January 24, 2019 at 09:10 #21140itguy92075ParticipantHello,
The rules I posted are all inbound. The security group gives unrestricted access outbound. Still, with these rules in place, I get connection failures in about half the attempts.

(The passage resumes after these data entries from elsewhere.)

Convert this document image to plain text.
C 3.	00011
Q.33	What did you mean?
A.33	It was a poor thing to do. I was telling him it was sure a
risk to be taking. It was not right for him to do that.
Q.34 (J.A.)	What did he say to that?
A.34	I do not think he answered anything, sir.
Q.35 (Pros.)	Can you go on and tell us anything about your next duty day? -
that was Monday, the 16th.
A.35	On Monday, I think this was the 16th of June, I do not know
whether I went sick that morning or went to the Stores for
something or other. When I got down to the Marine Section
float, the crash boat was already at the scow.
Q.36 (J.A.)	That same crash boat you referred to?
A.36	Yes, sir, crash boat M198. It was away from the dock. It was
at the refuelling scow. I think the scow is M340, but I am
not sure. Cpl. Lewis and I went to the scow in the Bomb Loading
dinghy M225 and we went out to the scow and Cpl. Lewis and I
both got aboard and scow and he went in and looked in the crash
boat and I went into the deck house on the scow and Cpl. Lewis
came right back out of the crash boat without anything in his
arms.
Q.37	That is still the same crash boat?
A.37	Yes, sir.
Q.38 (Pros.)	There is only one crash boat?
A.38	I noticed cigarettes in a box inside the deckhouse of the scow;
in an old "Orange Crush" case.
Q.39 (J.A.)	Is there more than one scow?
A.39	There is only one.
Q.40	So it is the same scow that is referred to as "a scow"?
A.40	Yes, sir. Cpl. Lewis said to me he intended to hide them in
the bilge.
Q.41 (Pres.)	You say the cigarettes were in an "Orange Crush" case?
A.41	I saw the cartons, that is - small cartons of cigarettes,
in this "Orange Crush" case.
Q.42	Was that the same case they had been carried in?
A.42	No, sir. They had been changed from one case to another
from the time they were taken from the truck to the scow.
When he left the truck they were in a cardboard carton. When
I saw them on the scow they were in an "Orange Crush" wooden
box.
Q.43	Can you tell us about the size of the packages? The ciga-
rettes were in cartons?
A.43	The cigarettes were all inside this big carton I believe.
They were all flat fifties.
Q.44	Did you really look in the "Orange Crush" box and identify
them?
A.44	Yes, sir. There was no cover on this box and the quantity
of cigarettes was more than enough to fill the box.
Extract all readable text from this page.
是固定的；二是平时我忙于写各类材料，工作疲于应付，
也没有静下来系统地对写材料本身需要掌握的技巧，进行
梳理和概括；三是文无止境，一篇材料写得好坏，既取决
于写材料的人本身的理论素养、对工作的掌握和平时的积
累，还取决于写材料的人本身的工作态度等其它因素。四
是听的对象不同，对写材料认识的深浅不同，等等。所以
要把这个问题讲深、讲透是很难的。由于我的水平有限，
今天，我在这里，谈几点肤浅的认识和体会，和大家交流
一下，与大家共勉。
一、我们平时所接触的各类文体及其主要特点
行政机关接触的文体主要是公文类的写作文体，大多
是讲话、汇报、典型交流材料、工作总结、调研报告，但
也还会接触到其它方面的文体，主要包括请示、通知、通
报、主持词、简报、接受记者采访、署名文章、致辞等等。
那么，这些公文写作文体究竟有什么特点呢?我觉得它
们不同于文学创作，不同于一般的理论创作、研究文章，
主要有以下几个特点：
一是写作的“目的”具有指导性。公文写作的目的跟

January 24, 2019 at 19:34 #21156itguy92075ParticipantHello,
I believe I found the issue, and it comes down to this rule:
UDP 49152-65535 0.0.0.0/0
When I removed this rule, no connection failures, so I ran this command to find the random UDP port associated with connections:
# netstat -nap | grep nxnode.bin | grep ^udp udp 0 0 10.72.4.223:50187 0.0.0.0:* 31680/nxnode.bin
again:
# netstat -nap | grep nxnode.bin | grep ^udp udp 0 0 10.72.4.223:60889 0.0.0.0:* 31680/nxnode.bin
The random port is often below the range specified in the UDP rule:
# netstat -nap | grep nxnode.bin | grep ^udp udp 0 0 10.72.4.223:43287 0.0.0.0:* 31680/nxnode.bin
again:
# netstat -nap | grep nxnode.bin | grep ^udp udp 0 0 10.72.4.223:47949 0.0.0.0:* 31680/nxnode.bin
The lowest port I saw chosen is 35095. After changing the rule’s low-end port from 49152 to 35000 I have not had a connection error.
January 24, 2019 at 19:37 #21160BritgirlKeymasterYes, that’s right. I was about to reply but you beat me to it 🙂
You need a rule like this
All UDP UDP 0 – 65535 {Client_Public_IP}Attachments:
-
AuthorPosts
This topic was marked as solved, you can't post.